Benchmarking Python: fastest way to generate unique lists
Phase 2, Uncategorized January 30th, 2008Just for fun, let’s see if there is any advantage (apart from generating a smaller code) in using either of the approaches to create an unique list. A list of 741 gene IDs and another one with 1322 (that contained all the 741 IDs from the first) were used. Instead of hard coding the lists in the script, normal I/O was used and the files were read automatically. Using a for loop the scripts were run 10 times and the final time averaged.
Here are the results
Using dictionaries 0.08540
Using sets 0.15890
Almost twice as fast for the dictionaries. Why? One thing, and one thing only: Python version. My system’s box default Python is 2.3.4, which has one of the first implementations of set. I have a “personal” Python version 2.5 so the test was redone with the newer Python
Using dictionaries 0.04520
Using sets 0.03770
Ok. That shows a little bit of advantage for sets what is expected. But it shows us that different versions of Python have a huge difference between them. This is a rather crude and simple test, with a small list of entries, but there is a huge gain from version 2.3 to versio 2.5, either in dicts or sets.
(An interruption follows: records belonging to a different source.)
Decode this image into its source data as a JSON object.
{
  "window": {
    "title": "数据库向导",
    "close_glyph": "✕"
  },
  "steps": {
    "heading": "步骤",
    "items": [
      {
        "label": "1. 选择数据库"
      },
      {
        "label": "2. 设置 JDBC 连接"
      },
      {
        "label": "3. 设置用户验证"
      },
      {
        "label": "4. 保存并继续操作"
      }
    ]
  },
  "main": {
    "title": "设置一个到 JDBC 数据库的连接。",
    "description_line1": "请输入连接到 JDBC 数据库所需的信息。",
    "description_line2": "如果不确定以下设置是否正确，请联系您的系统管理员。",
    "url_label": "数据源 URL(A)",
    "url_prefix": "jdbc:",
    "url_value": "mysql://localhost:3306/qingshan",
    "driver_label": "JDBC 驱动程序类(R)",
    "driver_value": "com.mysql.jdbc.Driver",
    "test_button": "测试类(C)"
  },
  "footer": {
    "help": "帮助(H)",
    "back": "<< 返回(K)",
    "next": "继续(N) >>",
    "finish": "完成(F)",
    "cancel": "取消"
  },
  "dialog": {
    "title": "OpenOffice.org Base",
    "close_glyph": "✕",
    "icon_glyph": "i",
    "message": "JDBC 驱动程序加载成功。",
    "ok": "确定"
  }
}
For a more comprehensive test and more functions with a similar objective check this page.
January 31st, 2008 at 11:44 am
doesn’t python have the timeit function, it should be better for this time of test then 10 loops
January 31st, 2008 at 12:03 pm
Yes, it does, but I would have to modify slightly the code and I thought it would be more straightforward to use a bash for loop with the time command than using timeit. Also the execution time is so small that any method would output very similar results.